Paytm's stock rises as the business starts moving its users to PSP banks



Paytm's decision to migrate its users to partner payment service provider (PSP) banks, including Axis Bank, HDFC Bank, SBI, and Yes Bank, has positively impacted its shares, which rose by 2% in early trade on April 18.

The parent company of Paytm, One 97 Communications Limited, disclosed this information in a filing with the National Stock Exchange (NSE), with the stock trading at Rs 399.10 as of 9:20 AM.

This move follows approval from the National Payments Corporation of India (NPCI) on March 14, allowing Paytm to onboard OCL as a Third-Party Application Provider (TPAP) on the Multi Payment Service Provider API Model. Paytm has swiftly integrated with the aforementioned banks, streamlining the process of shifting user accounts from Paytm Payments Bank Limited (PPBL) to these PSP banks. Users with '@paytm' handles are being transitioned to these banks, ensuring smooth UPI payments.

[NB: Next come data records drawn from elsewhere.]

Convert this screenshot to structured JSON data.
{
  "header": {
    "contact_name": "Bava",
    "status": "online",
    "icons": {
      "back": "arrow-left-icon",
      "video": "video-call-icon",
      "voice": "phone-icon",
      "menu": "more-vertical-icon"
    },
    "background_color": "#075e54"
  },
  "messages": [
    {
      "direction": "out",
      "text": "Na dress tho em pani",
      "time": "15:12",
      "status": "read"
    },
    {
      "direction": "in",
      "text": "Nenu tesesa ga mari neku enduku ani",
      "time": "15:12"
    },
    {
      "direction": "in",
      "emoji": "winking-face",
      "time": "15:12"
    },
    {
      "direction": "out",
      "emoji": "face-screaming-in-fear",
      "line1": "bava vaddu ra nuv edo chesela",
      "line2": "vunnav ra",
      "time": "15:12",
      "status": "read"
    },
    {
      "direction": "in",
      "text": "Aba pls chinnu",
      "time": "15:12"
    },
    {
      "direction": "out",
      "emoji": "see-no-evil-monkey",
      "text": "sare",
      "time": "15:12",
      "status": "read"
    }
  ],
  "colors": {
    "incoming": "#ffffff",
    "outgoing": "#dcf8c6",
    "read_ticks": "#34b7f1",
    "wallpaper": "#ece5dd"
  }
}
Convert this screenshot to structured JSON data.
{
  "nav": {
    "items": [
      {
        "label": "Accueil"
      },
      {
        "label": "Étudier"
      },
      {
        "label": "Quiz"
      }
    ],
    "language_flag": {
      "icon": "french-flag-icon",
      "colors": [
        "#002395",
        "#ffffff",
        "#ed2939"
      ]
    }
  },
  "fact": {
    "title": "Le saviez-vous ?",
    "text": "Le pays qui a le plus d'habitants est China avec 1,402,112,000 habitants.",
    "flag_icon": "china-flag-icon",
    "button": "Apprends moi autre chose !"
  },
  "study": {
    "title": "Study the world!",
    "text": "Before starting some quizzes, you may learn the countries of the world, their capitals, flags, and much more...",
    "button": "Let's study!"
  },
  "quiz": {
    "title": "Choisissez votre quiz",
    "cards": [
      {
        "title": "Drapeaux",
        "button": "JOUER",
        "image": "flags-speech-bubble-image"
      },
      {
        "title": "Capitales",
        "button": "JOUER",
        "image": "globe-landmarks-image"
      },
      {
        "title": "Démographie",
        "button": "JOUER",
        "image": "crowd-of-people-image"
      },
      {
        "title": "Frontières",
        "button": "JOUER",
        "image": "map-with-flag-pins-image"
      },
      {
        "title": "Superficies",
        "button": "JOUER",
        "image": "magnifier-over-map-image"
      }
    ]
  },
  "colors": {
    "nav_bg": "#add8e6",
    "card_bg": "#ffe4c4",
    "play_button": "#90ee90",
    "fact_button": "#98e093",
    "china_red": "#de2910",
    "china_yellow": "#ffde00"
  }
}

The regulatory actions by the Reserve Bank of India (RBI) on January 31 and March 11 imposed business restrictions on Paytm Payments Bank, affecting its ability to accept new deposits, conduct credit transactions, and acquire new customers. Consequently, Paytm's UPI market share declined to nine percent in March, the lowest level in four years, according to data from the National Payments Corporation of India (NCPI).